To operate effectively in complex environments learning agents require the ability to form useful abstractions, that is, the ability to selectively ignore irrelevant details. Stated in general terms this is a very difficult problem. Much of the work in this field is specialized to specific modeling paradigms or classes of problems. In this thesis we introduce an abstraction framework for Markov decision processes (MDPs) based on homomorphisms relating MDPs. We build on classical finite-state automata literature and develop a minimization framework for MDPs that can exploit structure and symmetries to derive smaller equivalent models of the problem. Since employing homomorphisms for minimization requires that the resulting abstractions be exact, we introduce approximate and partial homomorphisms and develop bounds for the loss that results from employing relaxed abstraction criteria.
Our MDP minimization results can be readily employed by reinforcement learning (RL) methods for forming abstractions. We extend our abstraction approach to hierarchical RL, specifically using the options framework. We introduce relativized options, a generalization of Markov sub-goal options, that allow us to define options without an absolute frame of reference. We introduce an extension to the options framework, based on relativized options, that allows us to learn simultaneously at multiple levels of the hierarchy and also employ hierarchy-specific abstractions. We provide certain theoretical guarantees regarding the performance of hierarchical systems that employ approximate abstraction. We empirically demonstrate the utility of relativized options in several test-beds.

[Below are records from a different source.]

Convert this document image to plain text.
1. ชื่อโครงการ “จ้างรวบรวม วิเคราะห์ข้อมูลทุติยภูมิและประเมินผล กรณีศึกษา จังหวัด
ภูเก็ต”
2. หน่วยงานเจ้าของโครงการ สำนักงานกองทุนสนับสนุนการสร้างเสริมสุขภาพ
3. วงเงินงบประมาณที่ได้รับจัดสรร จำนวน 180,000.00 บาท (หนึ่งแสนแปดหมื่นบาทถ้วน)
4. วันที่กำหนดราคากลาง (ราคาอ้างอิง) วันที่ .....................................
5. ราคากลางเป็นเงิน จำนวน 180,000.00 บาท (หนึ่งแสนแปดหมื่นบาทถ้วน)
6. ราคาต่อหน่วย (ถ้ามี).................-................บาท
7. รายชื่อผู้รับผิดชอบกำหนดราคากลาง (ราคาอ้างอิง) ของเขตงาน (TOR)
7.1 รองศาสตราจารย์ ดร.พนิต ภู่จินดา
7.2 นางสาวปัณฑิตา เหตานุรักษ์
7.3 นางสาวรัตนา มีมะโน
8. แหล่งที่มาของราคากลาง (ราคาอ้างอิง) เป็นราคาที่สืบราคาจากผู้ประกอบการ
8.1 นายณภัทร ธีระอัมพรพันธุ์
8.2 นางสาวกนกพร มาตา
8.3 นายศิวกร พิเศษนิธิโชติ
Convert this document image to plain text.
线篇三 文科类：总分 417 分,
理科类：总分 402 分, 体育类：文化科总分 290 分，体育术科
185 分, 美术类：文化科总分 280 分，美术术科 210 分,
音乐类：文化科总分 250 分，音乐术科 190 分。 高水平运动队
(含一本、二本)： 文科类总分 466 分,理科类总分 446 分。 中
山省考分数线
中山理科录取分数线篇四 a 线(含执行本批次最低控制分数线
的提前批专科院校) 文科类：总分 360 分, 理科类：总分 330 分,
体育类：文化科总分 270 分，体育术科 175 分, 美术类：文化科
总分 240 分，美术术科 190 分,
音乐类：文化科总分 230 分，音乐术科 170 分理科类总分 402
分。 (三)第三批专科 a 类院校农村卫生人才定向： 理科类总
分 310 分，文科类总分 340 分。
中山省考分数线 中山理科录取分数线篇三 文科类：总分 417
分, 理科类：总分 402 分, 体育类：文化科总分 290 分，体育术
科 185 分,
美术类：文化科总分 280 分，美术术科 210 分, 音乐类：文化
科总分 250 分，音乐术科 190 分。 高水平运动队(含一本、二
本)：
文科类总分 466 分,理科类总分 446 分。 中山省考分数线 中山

Relativized options can also be interpreted as behavioral schemas. We demonstrate that such schemas can be profitably employed in a hierarchical RL setting. We also develop algorithms that learn the appropriate parameter binding to a given schema. We empirically demonstrate the validity and utility of these algorithms. Relativized options allow us to model certain aspects of deictic or indexical representations. We develop a modification of our parameter binding algorithm suited to hierarchical RL architectures that employ deictic representations.